Annie took up one of the spiky utensils — it didn’t fit her hand very well, but she managed to sort of hack off a bite-sized piece of the Zorpalian cake.  She hesitated with the bite hovering by her open lips.  She could almost taste the chocolatey goodness on her breath; she let her tongue touch it, and the summery flavor of raspberries, strawberries… mango?  She couldn’t tell…  It was fruity and delicious and exploding her taste buds.  She couldn’t resist, and she wolfed down the bite.

Zorpalian baby food was a billion times better than the tasteless sugar bomb cake Callie had chosen for her birthday this year.  It was rich and fudgey and amazing.  Annie ate half of the wedge before she could stop herself, and her stomach felt so much better.  She’d been starving, and now she felt sated.

Froggy bumped its head against her leg again, whimpering softly.  Annie reached down and scratched it behind the eyes.  “I’m sorry,” she said, “I know that was for the baby, and you’re probably supposed to guard the baby.  But I was hungry!”

Froggy seemed to forgive her the trespass, so long as she kept scratching the spot behind the bulge of its left-most eye.

“Okay, now I need to find a way to open the other doors.”

Annie looked the room over again.  Her mind felt sharper now.  There were shelves beside the door she entered, covered in strange objects.  But they were probably toys.  Not keys.

Next to the crib, there was a tiny version of the chairs she’d seen downstairs with a plush Zorpalian slumped on it.  A doll.  A green giraffe doll.  A really nice one.  Larger than the baby it belonged to.  Annie came closer to the doll and held up one of its paws — the hoof-paw was shaped right anyway.  “Sorry little one,” she whispered.  “I need to borrow your doll.”  It was a long shot, but she had to try it.

Annie dragged the doll into the hallway, said a silent prayer to whimsical nature of the universe, and pressed the doll’s paw into an emerald green key panel.

Nothing happened.

“Daggnabiblast!” Annie swore.  She threw the doll angrily on the floor.  Then she felt bad and took the doll back to the baby Zorpalian’s room and set it back on the chair, propped at a nice angle.  It was the least she could do after eating half of the baby’s dinner.

Back in the hallway, Annie stared at the emerald green door panel, muttering to herself, completely flummoxed.  Maybe she could short it out somehow?  Maybe she should try to cut through the wall with her quantum laser?

Or maybe she should climb back out the window, ascend another level, and try again up higher?

As she muttered, Froggy butted its head against her leg.  “Not now, Froggy,” Annie said.  “I need to get through this door.”

Froggy gallumphed, a big swallowing sound, and then its yellow-speckled tongue shot out.  A wad of taffy-like tongue stuck to the door panel, squishily filling in the hoof-like indentation.  The door cracked open.
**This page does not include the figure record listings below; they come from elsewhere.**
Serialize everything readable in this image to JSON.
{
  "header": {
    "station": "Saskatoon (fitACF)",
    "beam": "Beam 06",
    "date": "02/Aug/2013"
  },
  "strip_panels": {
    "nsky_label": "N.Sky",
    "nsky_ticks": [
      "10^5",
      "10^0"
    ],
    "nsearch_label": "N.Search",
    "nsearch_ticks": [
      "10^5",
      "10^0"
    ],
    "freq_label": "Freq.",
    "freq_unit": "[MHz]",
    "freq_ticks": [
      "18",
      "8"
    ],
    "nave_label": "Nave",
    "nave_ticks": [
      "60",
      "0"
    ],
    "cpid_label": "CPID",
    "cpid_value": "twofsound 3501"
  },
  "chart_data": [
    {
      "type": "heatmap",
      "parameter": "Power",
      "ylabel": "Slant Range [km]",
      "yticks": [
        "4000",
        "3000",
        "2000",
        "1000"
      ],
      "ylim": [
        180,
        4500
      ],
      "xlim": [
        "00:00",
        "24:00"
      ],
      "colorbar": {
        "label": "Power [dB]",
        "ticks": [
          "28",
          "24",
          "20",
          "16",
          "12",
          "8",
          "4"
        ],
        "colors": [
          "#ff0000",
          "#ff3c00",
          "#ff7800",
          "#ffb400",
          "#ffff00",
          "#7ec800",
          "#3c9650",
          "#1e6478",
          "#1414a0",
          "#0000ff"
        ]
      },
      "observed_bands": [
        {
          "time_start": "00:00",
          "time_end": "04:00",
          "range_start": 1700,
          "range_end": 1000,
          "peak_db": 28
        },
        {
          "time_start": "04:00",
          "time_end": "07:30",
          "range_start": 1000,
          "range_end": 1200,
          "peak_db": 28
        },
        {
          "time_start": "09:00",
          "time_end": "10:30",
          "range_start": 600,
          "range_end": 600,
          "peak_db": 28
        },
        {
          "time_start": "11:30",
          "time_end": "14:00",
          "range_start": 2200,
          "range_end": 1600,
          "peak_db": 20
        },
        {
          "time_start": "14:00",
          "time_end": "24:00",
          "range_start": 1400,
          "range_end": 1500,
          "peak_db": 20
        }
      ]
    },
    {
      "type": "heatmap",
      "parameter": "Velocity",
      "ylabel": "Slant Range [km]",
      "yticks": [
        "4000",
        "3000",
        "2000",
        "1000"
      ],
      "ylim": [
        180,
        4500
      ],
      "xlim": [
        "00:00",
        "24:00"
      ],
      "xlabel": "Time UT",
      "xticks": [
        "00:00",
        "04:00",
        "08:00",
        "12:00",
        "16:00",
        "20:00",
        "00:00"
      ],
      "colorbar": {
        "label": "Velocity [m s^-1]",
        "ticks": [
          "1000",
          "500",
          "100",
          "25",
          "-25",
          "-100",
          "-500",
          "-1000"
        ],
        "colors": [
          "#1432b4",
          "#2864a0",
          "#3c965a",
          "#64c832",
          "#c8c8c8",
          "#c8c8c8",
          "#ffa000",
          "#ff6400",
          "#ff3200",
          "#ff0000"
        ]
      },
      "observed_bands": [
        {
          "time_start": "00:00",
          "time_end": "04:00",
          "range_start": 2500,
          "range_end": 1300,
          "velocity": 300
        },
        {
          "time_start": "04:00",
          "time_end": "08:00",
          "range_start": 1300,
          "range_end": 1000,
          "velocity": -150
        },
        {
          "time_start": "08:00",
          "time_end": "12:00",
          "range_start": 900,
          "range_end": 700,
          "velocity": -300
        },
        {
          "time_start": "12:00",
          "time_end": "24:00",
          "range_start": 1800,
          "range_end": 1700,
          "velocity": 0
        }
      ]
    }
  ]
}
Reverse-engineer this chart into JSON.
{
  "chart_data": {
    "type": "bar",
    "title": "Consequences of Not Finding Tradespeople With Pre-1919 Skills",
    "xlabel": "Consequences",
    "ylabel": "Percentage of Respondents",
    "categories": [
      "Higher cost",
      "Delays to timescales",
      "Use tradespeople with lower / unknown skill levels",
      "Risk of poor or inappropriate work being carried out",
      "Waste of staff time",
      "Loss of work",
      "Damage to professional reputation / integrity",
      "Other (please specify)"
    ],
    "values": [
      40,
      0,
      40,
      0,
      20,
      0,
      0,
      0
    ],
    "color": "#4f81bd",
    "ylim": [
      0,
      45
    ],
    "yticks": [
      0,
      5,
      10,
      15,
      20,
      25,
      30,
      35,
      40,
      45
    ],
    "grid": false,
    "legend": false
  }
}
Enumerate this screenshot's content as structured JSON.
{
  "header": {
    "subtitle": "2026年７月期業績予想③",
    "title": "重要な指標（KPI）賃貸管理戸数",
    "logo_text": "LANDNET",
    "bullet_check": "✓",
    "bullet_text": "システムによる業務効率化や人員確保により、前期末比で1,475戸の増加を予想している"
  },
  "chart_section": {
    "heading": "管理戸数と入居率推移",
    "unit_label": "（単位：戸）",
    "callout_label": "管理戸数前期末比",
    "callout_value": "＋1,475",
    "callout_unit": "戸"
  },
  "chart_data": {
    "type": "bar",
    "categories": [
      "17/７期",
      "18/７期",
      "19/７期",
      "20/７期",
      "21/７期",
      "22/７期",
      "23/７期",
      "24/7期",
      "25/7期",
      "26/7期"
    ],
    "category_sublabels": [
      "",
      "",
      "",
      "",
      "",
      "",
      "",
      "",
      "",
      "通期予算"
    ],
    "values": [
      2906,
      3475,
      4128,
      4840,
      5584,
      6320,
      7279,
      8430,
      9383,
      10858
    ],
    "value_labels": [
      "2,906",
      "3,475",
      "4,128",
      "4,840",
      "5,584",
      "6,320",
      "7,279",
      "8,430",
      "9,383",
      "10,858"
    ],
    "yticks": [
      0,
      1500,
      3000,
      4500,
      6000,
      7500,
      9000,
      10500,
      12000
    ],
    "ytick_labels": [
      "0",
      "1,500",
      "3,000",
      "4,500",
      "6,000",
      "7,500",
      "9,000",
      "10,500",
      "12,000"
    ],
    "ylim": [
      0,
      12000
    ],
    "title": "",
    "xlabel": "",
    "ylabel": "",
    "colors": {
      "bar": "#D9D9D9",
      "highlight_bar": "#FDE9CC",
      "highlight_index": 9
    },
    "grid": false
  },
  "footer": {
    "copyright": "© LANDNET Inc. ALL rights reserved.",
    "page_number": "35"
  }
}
Annie’s eyes widened.  “Good Froggy!” she whispered.  She knelt down and gave Froggy a thorough scratching behind each of its three eyes in turn as a reward.  “I guess it was a good idea to make friends with you.”

Froggy bounced loyally after Annie as she checked behind each door in the hallway.  She was tempted to explore the rooms thoroughly — one of them was filled with technical equipment that could have been Zorpalian computers.  How much could she learn from only a few minutes using them?  Possibly so very much.  Possibly nothing at all.  She needed to find her Roomba first.  Once her ship was repaired, she could always come back here again.